When it comes to existing conditions of stress, obesity, diabetes or heart disease, running and walking, or any kind of regular movement is so good for our physical and mental health. According to a 2014 study from the Journal of the American College of Cardiology, a regular routine of running just 50 minutes per week, or five to 10 minutes per day can cause a 30 percent drop in mortality risk and add three years to your lifespan. It helps to maintain a healthy heart, a healthy weight, and lower our chance of having those pre-existing conditions that make life harder. And make you more susceptible to the coronavirus as well as other diseases. You don’t have to become a marathoner. As opposed to a sedentary lifestyle, just moving more does wonders for your health.
More on these ideas from Faith Morris, Chief Marketing and External Affairs Officer at the National Civil Rights Museum.
MORRIS: Fitness and justice. Fitness and civil rights. We talk about education being a civil right. Well, health is a civil right. Being able to enjoy your health, to understand the importance of fitness. It’s hard to get a whole lot else done if you're not well, if you’re not taking care of your body, if you’re not taking care of your physical being. Add that to being targeted. Add that to being jailed unjustly. Add that to being killed with very little reason, for minor crimes. Add that to just being targets of bias and racism and all the other harsh things that people go through.
With COVID when you think about the first responders, and you see that it’s more than our doctors, our health providers. These are folks who are driving buses. These are folks who are taking out the trash. These are people on the front lines that, frankly, don’t have the luxury of working remotely. They don’t have that set up. They have to go to work in the middle of a pandemic.
And then when you talk about being able to be tested, and some of the disparities there. Who gets tested. It’s really an interesting web that we’ve woven around health.
ARNOLD: How do you think that something like running or sport could actually help shape positive change? Like, how could The One Million Miles for Justice Event, this one event, how can that translate into something bigger and more meaningful?

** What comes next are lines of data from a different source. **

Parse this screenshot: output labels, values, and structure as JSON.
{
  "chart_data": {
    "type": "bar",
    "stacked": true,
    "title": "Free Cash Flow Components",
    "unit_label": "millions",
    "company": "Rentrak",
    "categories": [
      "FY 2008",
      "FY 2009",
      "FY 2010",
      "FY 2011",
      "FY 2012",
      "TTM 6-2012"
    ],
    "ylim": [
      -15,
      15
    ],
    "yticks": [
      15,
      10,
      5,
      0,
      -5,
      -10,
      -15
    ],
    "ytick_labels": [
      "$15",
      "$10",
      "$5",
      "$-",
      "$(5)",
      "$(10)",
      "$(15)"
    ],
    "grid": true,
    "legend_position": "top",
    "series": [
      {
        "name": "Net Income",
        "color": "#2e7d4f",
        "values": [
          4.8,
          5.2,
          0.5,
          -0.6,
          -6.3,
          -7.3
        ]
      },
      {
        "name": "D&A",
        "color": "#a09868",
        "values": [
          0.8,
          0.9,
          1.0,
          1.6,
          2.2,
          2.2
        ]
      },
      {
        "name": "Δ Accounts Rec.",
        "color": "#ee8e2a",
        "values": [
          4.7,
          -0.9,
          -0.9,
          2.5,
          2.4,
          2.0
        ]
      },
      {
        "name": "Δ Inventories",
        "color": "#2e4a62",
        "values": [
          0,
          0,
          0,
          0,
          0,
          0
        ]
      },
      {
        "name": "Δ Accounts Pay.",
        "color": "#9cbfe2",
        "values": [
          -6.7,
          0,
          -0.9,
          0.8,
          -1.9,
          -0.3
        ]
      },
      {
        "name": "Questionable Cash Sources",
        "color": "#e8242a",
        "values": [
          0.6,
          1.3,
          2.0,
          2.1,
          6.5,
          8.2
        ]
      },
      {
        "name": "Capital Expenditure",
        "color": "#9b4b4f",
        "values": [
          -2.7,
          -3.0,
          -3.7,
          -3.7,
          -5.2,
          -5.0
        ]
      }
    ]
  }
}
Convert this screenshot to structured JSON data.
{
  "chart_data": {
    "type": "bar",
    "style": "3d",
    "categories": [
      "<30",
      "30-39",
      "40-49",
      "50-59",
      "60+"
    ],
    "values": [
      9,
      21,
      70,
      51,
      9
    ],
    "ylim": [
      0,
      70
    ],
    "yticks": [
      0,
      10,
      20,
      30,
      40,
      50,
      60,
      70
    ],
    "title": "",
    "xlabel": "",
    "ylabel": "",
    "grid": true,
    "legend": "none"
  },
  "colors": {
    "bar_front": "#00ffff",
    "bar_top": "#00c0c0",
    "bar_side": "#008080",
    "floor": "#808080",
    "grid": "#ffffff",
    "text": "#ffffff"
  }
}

MORRIS: What I love about One Million Miles for Justice is you just decide how you want to do it. Talk about encouraging people to move. To create more awareness about fitness and health, and to tie that into something else that is such a huge issue. To be able to run for a cause, to be able to run with the understanding that there is more that we can do to try to right this course and to be able to raise funds for organizations that have as their mission to do just that. And it was a very fit for the National Civil Rights Museum because of what we do every day.
Arnold: Yeah, can you talk a little more about your connection with the civil rights race series in general? I know when in person events were happening there was an in-person component to what they were doing. What has that been like for you all?
MORRIS: Well, you know what I love about what Raynard and Vergil are doing with the race series is they’re going around the county and they’re creating awareness of these civil rights sites. The places where civil rights either happened or are being chronicled, so folks will know what’s happened. What happened then. And how it connects to what’s happening now. I think what they’re doing is really worthy of attention, and participation and support. And they’re doing it in a way that has a little entertainment and an outlet to it. In some instances they’re introducing you to something you didn’t know. Or broadening your understanding of it because they’re spending some time emphasizing and focusing on what the civil rights entity is about and who’s impacted by the stories that they tell. So, I love the concept and I want them to keep it going and I want folks to get on board and help keep this kind of movement moving on.